ECLI:NL:RBDHA:2021:14103
Rechtbank Den Haag
- Eerste aanleg - enkelvoudig
- B.F.Th. de Roos
- Rechtspraak.nl
Kennelijk niet-ontvankelijk beroep inzake overdracht aan Franse autoriteiten
In deze zaak heeft de Rechtbank Den Haag op 15 december 2021 uitspraak gedaan in een bestuursrechtelijke procedure tussen eiseres en de staatssecretaris van Justitie en Veiligheid. Eiseres had beroep ingesteld tegen een besluit van 27 oktober 2021, waarin werd bepaald dat zij zou worden overgedragen aan de Franse autoriteiten, die verantwoordelijk zijn voor de behandeling van haar asielaanvraag. De rechtbank heeft op basis van artikel 8:54 van de Algemene wet bestuursrecht (Awb) uitspraak gedaan zonder zitting.
De rechtbank constateerde dat het beroepschrift van eiseres geen gronden bevatte, wat in strijd is met artikel 6:5, eerste lid, onder d, van de Awb.
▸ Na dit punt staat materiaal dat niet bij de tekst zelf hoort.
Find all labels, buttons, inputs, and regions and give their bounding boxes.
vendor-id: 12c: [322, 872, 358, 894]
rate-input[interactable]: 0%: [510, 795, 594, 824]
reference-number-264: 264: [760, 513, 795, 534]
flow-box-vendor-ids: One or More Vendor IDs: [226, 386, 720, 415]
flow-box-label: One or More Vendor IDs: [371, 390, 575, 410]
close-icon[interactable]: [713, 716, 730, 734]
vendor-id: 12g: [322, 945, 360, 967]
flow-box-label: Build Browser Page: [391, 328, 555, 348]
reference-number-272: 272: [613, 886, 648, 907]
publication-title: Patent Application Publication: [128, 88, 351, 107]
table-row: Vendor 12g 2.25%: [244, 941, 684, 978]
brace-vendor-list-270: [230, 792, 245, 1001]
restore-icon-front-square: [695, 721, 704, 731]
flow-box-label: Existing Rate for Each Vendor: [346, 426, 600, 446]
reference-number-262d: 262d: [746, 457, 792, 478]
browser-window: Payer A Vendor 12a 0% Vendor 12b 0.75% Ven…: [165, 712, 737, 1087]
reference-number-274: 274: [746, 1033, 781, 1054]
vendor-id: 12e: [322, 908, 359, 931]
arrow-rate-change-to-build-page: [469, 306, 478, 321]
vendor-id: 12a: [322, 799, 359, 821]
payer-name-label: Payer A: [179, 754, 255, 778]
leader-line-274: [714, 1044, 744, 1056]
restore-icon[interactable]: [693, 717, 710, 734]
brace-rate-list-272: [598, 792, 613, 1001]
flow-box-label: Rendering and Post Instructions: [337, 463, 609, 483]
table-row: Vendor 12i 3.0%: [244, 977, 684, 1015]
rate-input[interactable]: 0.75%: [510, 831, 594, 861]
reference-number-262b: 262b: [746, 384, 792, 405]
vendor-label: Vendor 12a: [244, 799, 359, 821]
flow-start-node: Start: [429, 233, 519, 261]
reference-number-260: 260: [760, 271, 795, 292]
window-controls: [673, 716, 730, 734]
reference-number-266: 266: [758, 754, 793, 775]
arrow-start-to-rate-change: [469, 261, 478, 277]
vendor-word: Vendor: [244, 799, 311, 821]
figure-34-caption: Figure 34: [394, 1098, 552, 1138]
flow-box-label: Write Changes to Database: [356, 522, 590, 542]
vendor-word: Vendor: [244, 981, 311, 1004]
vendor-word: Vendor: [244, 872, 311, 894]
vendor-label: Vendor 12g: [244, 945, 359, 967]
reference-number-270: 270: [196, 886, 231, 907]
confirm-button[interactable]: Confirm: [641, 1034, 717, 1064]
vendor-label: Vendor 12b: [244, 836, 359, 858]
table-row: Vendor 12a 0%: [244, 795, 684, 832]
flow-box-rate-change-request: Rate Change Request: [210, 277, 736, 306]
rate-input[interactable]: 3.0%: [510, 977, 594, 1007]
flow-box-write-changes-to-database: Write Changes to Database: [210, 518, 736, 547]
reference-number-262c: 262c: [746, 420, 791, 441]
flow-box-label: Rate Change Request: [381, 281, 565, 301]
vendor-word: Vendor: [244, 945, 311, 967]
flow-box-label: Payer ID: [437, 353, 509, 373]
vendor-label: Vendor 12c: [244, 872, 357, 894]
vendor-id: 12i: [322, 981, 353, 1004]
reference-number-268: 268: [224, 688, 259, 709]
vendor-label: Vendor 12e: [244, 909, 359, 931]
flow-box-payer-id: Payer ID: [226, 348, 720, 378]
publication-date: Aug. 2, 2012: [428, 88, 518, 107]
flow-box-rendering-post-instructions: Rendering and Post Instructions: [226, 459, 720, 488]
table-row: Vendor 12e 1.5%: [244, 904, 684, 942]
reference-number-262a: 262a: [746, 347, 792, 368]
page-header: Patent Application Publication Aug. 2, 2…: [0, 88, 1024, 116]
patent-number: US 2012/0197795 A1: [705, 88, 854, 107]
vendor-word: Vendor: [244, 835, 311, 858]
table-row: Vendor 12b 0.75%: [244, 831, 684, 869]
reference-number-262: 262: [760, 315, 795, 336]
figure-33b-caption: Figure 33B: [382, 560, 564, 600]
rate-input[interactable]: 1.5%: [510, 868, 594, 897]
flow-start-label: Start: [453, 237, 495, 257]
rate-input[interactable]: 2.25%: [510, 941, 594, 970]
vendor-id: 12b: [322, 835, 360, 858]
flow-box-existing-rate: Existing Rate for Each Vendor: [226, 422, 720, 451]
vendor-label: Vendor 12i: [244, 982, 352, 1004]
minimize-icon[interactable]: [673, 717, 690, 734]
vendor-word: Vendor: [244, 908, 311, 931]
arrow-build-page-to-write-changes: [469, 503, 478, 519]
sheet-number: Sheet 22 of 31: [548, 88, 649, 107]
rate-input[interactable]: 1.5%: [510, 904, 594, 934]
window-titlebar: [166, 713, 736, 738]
Eiseres was op 5 november 2021 door de rechtbank gewezen op dit verzuim en kreeg de kans om dit binnen vijf werkdagen te herstellen. Echter, eiseres heeft geen gronden ingediend binnen de gestelde termijn. Pas op 7 december 2021, na het verstrijken van de termijn, heeft eiseres verzocht om een nadere termijn voor het indienen van gronden, waarbij zij verwees naar een vergissing op het kantoor van haar gemachtigde. De rechtbank oordeelde dat deze omstandigheden niet voldoende waren om het niet-herstellen van het verzuim niet aan eiseres toe te rekenen.
Daarom verklaarde de rechtbank het beroep kennelijk niet-ontvankelijk. Tevens werd er geen aanleiding gezien voor een proceskostenveroordeling. De uitspraak is gedaan door mr. B.F.Th. de Roos, rechter, en is openbaar gemaakt via een geanonimiseerde publicatie op rechtspraak.nl. Eiseres heeft de mogelijkheid om binnen zes weken na de uitspraak een verzetschrift in te dienen als zij het niet eens is met de beslissing.